Hadja Lahbib
Et à part ça, Hadja Lahbib? Les réfugiés, la coiffure de Boris et Arno (chronique)
Comment saisir la réalité des plus de cinq millions d’Ukrainiens qui ont quitté leur pays?
Et à part ça? Plus de cinq millions de réfugiés ukrainiens ont quitté leur pays depuis l’invasion russe, 5,2 millions à l’heure où j’écris ces lignes, peut-être plus encore le temps d’imprimer ce magazine. Comment saisir la réalité de cette statistique? Lui donner sa pleine mesure de souffrance, d’errance, de folie, d’injustice… Imaginer la Belgique se vider de la moitié de ses habitants. Séparer aveuglément des femmes, des enfants et des hommes. Laisser les uns sur place en enfer, emmener les autres sur une terre étrangère, très étrangère… Et pourquoi pas le Rwanda? C’est le plan « audacieux et novateur », selon les termes de la ministre de l’Intérieur britannique, pour lutter contre l’arrivée de migrants par la Manche. On ne sait pas encore grand-chose de ce plan qui a soulevé une vive désapprobation des milieux ecclésiastiques, l’archevêque de Canterbury allant jusqu’à qualifier d’impies ces mesures qui visent à refouler à six mille kilomètres de la Grande-Bretagne les migrants, quelle que soit leur origine, arrivés illégalement dans le royaume.

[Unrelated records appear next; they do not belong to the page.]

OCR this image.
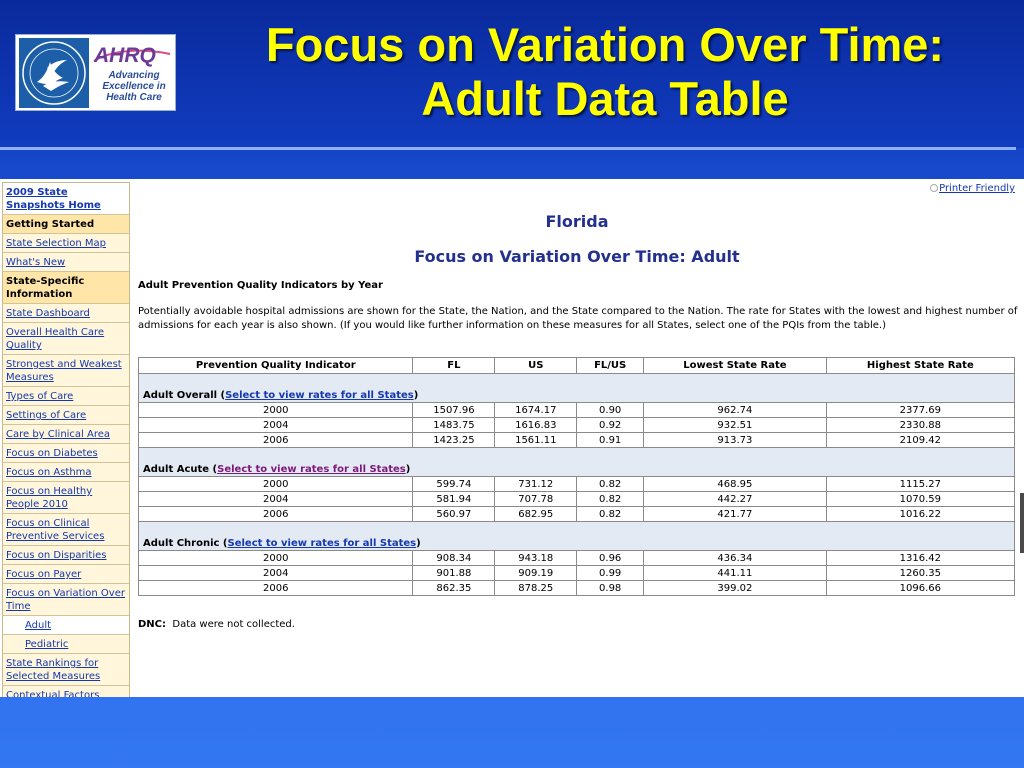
AHRQ
Advancing Excellence in Health Care
Focus on Variation Over Time: Adult Data Table
2009 State Snapshots Home
Getting Started
State Selection Map
What's New
State-Specific Information
State Dashboard
Overall Health Care Quality
Strongest and Weakest Measures
Types of Care
Settings of Care
Care by Clinical Area
Focus on Diabetes
Focus on Asthma
Focus on Healthy People 2010
Focus on Clinical Preventive Services
Focus on Disparities
Focus on Payer
Focus on Variation Over Time
Adult
Pediatric
State Rankings for Selected Measures
Contextual Factors
Printer Friendly
Florida
Focus on Variation Over Time: Adult
Adult Prevention Quality Indicators by Year
Potentially avoidable hospital admissions are shown for the State, the Nation, and the State compared to the Nation. The rate for States with the lowest and highest number of admissions for each year is also shown. (If you would like further information on these measures for all States, select one of the PQIs from the table.)
Prevention Quality Indicator	FL	US	FL/US	Lowest State Rate	Highest State Rate
Adult Overall (Select to view rates for all States)					
2000	1507.96	1674.17	0.90	962.74	2377.69
2004	1483.75	1616.83	0.92	932.51	2330.88
2006	1423.25	1561.11	0.91	913.73	2109.42
Adult Acute (Select to view rates for all States)					
2000	599.74	731.12	0.82	468.95	1115.27
2004	581.94	707.78	0.82	442.27	1070.59
2006	560.97	682.95	0.82	421.77	1016.22
Adult Chronic (Select to view rates for all States)					
2000	908.34	943.18	0.96	436.34	1316.42
2004	901.88	909.19	0.99	441.11	1260.35
2006	862.35	878.25	0.98	399.02	1096.66
DNC: Data were not collected.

L’ idée pourrait même séduire d’autres pays, dont le Danemark, selon Londres, qui a déjà versé quelque 144 millions pour financer le dispositif.
Dans cette histoire, tout est surprenant. Les migrants que l’on déporterait à des milliers de kilomètres en vertu d’accords entre deux Etats contre monnaie sonnante et trébuchante, un peu à l’instar des déchets dangereux envoyés par les pays riches afin qu’ils soient traités dans les pays en voie de développement.
Le choix du Rwanda, alors que l’année dernière le Premier ministre britannique pointait du doigt le pays pour son manque de respect des droits civiques et les atteintes à la liberté de la presse. Aujourd’hui, le même Boris Johnson qualifie le Rwanda de « pays le plus sûr au monde, internationalement reconnu pour son accueil et son intégration des migrants ».
Pas sûr que les opposants qui fuient le Rwanda et craignent pour leur vie, même quand ils sont à l’étranger, soient de cet avis. Ce qui semble certain, c’est que la désapprobation par rapport à ce projet qualifié de solution du XXIe siècle au problème migratoire gagne du terrain. Les syndicats préviennent qu’une rébellion parmi les fonctionnaires de l’Intérieur, outrés par ces mesures jugées contraires aux droits humains, n’est pas à exclure. Il leur a été répondu que le devoir du fonctionnaire était de mettre en oeuvre les politiques du gouvernement, y compris celles qui sèment la discorde, ou de partir.
Partir! Fuir les règles absurdes comme on fuit la guerre, la faim, la misère… Ou contraindre Boris à aller chez le coiffeur. Car Arno, quand il ne composait pas des chansons qui nous rendaient fiers d’être Européens, disait que c’était sa coupe le problème du XXIe siècle, pas la migration. Tu nous manques, Arno.